Huh. He’d forgotten all about that. He doesn’t even remember dropping it.

Pete sighs, trying to clear his head for a single thought that isn’t Joshua and it’s a physically monumental effort.

“We were thirsty?” Pete finally manages, “But we neutralized it and—“

Claudia groans long and loud, rolling her eyes as she steps away and turns her back to them, for which Pete is infinitely grateful because when he looks back into Joshua’s face, the guy is smirking, dark and hungry. Pete groans relief as Joshua surges against him for another kiss, messy and consuming.

“Artie!
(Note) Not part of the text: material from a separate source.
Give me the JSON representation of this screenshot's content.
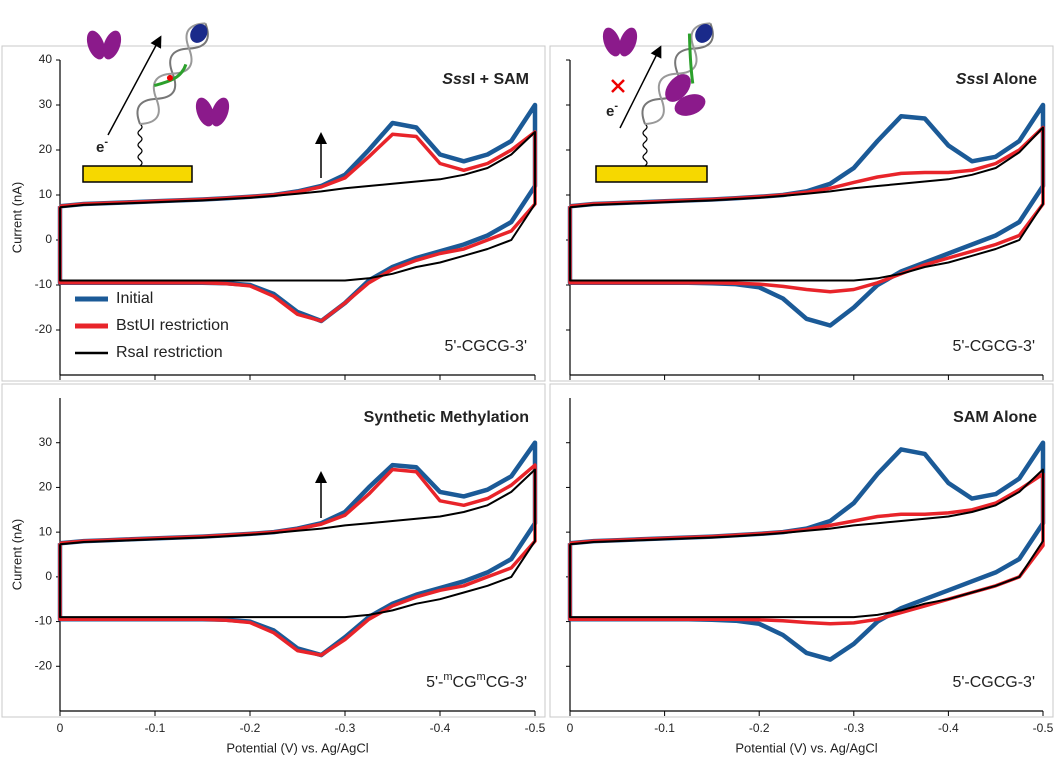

Artie, you’ve got to help me,” Claudia’s urgently talking into her Fairnsworth. “Pete and Joshua drank out of Brangäne’s vial and they’re about to start procreating!”

Pete grins at the predictable, screeching What?? response, but he has no idea what they’re talking about. A vial? A pitcher?

All he knows is that Joshua’s against him and that’s everything he needs.

Hours later, he and Joshua will agree that it was all Claudia’s fault for not maintaining the artefact containment and cooling system better.


POST-SCRIPT NOTES:
The artefact in question, Brangäne’s vial, is based on the legend (tragedy) of Tristan and Isolde. Borrowing from Wagner's opera, when Isolde's maid Brangäne learns that Isolde intends to poison Tristan for bringing her to marry his uncle, Brangäne switches the poison in her vial for a love potion that Isolde and Tristan then drink. And so, the tragedy begins: it would make any two people who drank of it at the same time obsessively, wretchedly in love and is too powerful to be neutralized by a bag (a vat would have been better). The notion behind the name is that, like many artefacts, the 'vial' isn't actually a vial, but a pitcher, or a cup, i.e. the name isn't always accurate.